As far as energy at shows, we give everything we have every time we play, the crowd definitely helps out when they’re giving their all as well. Every show is different based on the combination of the energy of the crowd, the room we’re in, how we’re feeling that particular day, etc.
Having played in both arenas and small clubs, do you have a preference of the two from a performance standpoint?
Both are just as enjoyable. Arenas are amazing for a number of reasons, most importantly, the energy and love you receive from that many people is incredible, but you can’t really see any of them, in a small club, it’s amazing to be able to focus on someone’s face or eyes to really feel whatever emotions they’re going through as we do our thing.
What are your biggest day-to-day challenges while on the road?
AB: Where to eat.
Is there a city (or country) for which you have a great fondness? (Either because of the fans or your personal fondness?)
AB: Austin, TX. An amazing town where you can really feel a sense of a music scene where there is true comradery. Many cities claim to have music scenes, but many times they are not supporting each other, whereas, in Austin, they are. Good BBQ too!
What’s the most bizarre thing that’s happen to you while on tour?
AB: Dave Gahan sang the lyrics to our song “Sister” over their song “Photographic” when we were on tour with Depeche Mode. Wow.
Was there a band or artist who made the extra effort to take you under their wing when you were first started out?
AB: Justin took me under his wing when we first started the band and I would not be the musician or performer I am today had he not.
With the rapid evolution of social media and marketing bands have faced since the advent of social networking do you find that promoting the band is a 24/7 process?
AB: Absolutely. I find myself online all day when I’m not in the studio or spinning records. I look at Twitter and my friends are all hiking or at the beach and I’m like, “WTF?”
Have you seen benefits or detriments from the intimacy your fans have to the band because of Twitter, Facebook, etc.?
AB: Only benefits. We have, since day one, made it a point to be as accessible to anyone that wanted to contact us and it has kept us close to our supporters. To this day, we continue to spend as much time needed to answer questions, hang at shows, take photos, whatever we can to so say, “Thank You” to the people who make it possible for us to do what we love.
Is there an artist that you’ve encountered recently that you’ve been recommending to your friends?
AB: CREEP, Tame Impala, Black Angels, The Weeknd, Washed Out
What advice do you have for someone just cutting their teeth in the music business?

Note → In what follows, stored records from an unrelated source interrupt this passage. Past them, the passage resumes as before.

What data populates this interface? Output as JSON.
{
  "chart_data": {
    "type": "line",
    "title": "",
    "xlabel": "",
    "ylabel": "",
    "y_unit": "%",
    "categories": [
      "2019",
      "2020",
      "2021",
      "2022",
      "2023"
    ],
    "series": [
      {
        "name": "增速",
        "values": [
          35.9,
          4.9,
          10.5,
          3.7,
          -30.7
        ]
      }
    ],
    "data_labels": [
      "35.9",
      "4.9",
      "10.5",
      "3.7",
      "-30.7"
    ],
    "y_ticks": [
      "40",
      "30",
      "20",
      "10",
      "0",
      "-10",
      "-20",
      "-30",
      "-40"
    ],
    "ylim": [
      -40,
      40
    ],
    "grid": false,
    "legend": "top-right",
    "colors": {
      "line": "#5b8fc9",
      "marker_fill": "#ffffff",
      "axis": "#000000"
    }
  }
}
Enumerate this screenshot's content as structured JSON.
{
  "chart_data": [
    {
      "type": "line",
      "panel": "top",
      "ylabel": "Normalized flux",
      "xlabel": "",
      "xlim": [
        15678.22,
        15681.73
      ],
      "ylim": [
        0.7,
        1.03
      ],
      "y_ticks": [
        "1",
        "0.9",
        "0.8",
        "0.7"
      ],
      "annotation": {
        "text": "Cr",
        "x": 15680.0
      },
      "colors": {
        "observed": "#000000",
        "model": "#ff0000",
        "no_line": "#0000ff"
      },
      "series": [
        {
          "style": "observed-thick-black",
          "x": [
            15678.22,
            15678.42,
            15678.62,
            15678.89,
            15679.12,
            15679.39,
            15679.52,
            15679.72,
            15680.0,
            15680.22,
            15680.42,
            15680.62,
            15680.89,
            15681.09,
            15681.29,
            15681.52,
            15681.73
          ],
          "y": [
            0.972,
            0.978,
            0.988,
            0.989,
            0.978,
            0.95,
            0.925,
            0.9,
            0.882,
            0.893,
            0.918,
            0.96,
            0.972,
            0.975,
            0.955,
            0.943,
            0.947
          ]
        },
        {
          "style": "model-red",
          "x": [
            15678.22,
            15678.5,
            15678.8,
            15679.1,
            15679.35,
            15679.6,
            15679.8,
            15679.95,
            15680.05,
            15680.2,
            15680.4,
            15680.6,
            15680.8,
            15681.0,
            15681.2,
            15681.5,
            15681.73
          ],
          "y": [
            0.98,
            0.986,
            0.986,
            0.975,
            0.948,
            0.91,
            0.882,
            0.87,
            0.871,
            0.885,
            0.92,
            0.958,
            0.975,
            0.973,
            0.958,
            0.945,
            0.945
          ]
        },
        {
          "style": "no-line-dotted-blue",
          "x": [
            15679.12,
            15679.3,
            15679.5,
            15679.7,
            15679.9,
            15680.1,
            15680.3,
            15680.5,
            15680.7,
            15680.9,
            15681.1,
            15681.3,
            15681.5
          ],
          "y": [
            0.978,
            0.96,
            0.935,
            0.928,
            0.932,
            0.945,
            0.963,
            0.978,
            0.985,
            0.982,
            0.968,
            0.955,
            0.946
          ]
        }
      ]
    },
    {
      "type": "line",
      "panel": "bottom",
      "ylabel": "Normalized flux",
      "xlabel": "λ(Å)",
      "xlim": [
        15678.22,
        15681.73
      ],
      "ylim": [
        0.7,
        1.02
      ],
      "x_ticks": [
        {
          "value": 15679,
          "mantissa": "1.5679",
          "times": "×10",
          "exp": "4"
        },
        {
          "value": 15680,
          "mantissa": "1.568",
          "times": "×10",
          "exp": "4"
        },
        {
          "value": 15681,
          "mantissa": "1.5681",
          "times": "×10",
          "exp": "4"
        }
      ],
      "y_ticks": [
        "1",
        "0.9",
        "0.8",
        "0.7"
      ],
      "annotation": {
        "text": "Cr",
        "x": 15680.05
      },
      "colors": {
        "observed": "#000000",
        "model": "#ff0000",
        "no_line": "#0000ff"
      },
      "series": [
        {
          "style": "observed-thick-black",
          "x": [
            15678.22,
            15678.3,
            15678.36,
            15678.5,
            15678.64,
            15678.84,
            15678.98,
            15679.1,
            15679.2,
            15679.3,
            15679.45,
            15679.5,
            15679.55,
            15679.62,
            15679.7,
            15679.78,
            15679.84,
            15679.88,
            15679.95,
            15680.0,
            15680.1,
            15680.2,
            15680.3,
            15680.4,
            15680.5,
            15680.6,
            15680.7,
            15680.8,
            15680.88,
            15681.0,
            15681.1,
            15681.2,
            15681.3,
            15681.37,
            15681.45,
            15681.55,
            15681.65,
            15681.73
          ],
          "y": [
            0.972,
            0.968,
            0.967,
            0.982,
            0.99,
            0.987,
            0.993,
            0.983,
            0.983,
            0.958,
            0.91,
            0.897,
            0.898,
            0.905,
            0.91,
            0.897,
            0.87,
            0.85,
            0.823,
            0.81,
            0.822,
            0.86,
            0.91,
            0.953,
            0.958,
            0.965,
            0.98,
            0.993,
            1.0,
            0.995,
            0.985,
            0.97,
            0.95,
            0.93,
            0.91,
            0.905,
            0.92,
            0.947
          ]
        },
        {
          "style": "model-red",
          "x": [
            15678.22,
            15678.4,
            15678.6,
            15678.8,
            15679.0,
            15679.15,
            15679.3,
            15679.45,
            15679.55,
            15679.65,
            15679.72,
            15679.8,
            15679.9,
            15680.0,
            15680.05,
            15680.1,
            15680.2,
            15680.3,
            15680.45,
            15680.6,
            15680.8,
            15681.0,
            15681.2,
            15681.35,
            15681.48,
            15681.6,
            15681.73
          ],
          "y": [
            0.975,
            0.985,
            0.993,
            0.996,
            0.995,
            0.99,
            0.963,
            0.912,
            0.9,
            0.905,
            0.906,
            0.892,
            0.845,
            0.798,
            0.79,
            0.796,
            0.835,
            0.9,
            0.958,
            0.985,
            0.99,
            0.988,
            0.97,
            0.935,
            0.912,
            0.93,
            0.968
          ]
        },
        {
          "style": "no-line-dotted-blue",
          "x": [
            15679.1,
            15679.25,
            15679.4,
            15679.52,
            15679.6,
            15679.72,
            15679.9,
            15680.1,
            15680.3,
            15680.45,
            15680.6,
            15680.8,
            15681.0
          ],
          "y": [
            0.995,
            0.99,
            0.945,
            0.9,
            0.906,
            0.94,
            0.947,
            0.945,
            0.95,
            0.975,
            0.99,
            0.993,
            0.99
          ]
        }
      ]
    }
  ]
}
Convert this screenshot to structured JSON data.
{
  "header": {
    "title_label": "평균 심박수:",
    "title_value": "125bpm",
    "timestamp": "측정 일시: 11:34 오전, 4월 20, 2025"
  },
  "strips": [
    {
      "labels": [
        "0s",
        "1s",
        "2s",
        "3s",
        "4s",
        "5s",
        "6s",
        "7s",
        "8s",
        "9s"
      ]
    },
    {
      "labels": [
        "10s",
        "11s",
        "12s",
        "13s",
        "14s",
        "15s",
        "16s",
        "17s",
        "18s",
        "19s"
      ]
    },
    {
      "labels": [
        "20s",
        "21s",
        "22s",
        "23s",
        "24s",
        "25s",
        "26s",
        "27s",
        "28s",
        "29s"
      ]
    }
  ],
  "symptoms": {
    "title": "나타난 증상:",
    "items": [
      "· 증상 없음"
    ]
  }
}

AB: I tell everyone that asks me, “Make music that turns you on.” It’s important to make music that comes from the heart and is honest, not based on what is on the radio, or what you think anyone else wants to hear.
What were you listening to in 2001?
AB: Giorgio Moroder, Vangelis, Tangerine Dream, Silver Apples.
Which do you prefer: MP3, CD, Tape or Vinyl?
AB: Always Vinyl.
Web site(s) you read regularly?
AB: Huffington Post, Funny or Die
One Drink. One Movie. One Album.
AB: Silver Tequila, chilled. “Blade Runner”. Purple Rain.